Sigaretje bij het hospitaal

Mijn bezoek en ik waren op deze zaterdagmorgen net te laat de stad ingegaan om er echt wat aan te hebben. Het liep tegen twaalven, en de ene naar de andere winkel ging net voor onze neus dicht, en de kerstmarkt was nog in opbouw. Dan maar wandelen.

Richting de Russisch-Orthodoxe kerk (dicht), kijken of het strudl-winkeltje open was (ook dicht). Dan langs de rivier richting het klooster-militair hospitaal. Een blik werpend op de pub waar ze makrelen grillen (ook al dicht). Maar het hospitaal was wel open, dat gaat in het weekend allemaal gewoon door.

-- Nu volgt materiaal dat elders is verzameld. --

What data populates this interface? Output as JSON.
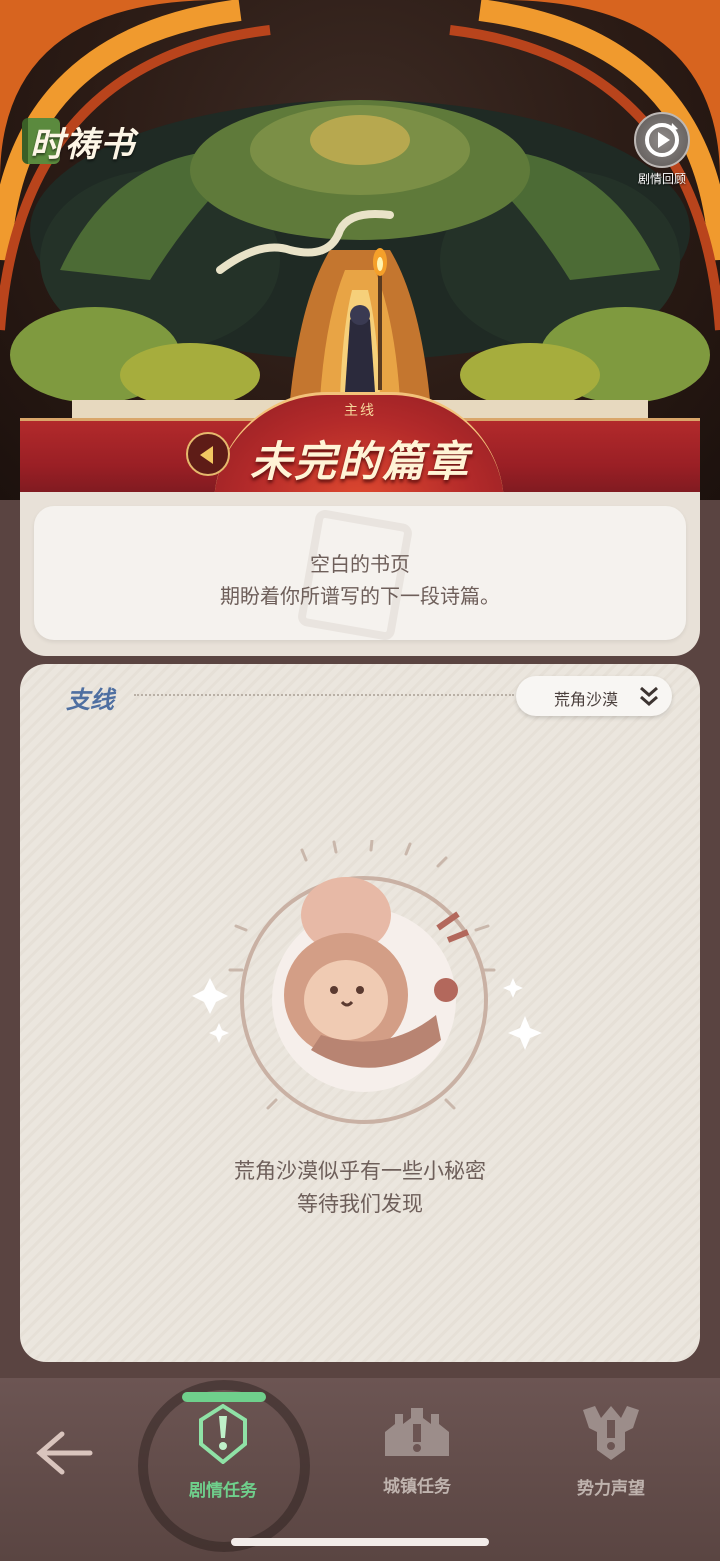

Het militair hospitaal is een monumentaal, barok bouwwerk. Ik was nog nooit binnen geweest. Er waren twee binnenplaatsen. Leeg, op een oude dame na die een sigaretje zat te roken. Net om de hoek waar de streng afgebakende rookzone ophield, want daar stond tenminste een bankje.

Ze was patiente ja. En het was prettig in dit ziekenhuis. Kleiner dan het faculteitsziekenhuis, de zusters hadden hier tijd voor je.

Wist ze waar de kapel was, vroegen we. 'Kom maar mee,' zei ze. Ze nam ons mee door een zijdeur. Langs de roestvrijstalen voedselkarren. Met de lift een verdieping naar beneden, naar de kapel (dicht). Maar ze kon het ons van buiten laten zien. Dus weer verder. Trapje af, binnentuin in. 'Daar is de psychatrie, mocht je die nog eens nodig hebben,' wees ze. De kapel was van buiten ook mooi, al hoop je dat het zijn doel vervuld in de ziekenhuiscontext, en toegankelijk is voor de patienten.


De mevrouw kwam uit Olomouc. Haar kleindochter studeerde in Praag, filosofie en film, en was onlangs getrouwd. Er waren hondertwintig gasten op de bruiloft (en dat in Praag!). De familie van de bruidegom was nogal artistiek, de opa was schrijver.

'Ik ken u,' had ze tegen de opa gezegd. 'Hoe is dat mogelijk' zei hij, 'ikzelf kan u even niet plaatsen.' 'Van uw foto op uw boekomslagen,' had ze geantwoord. En toen had hij vervolgens een goed uurtje gevuld met te praten over literatuur. 'U bent erg artistiek onderlegd,' had hij tegen haar gezegd: 'werkt u in die kringen?' 'Welnee,' was haar antwoord, 'ik heb veertig jaar aan de lopende band gestaan.' Ze stootte me aan: 'Maar dat maakt een mens nog niet dom, vind je niet?' Ze was dol op cultuur, en had een abonnement op de filharmonie gehad, totdat het lopen te lastig werd, en de taxi te duur.

Er bestaat vriendschap op het eerste gezicht, dus ik vroeg: 'wilt u mijn telefoonnummer, dan kom ik een keer op de koffie.' Mijn bezoek had een pen in haar zak, en de oude dame scheurde een stuk van haar pakje sigaretten af met een rookontmoedigende afbeelding van zwarte longen. Haar enige aanspraak thuis was haar kater Kuba, dus bezoek leek haar gezellig.

Op een zaterdag zit het meeste in Olomouc dicht. Dan maar wandelen. En als je dan een mens tegenkomt dat open is, is je zaterdag goed.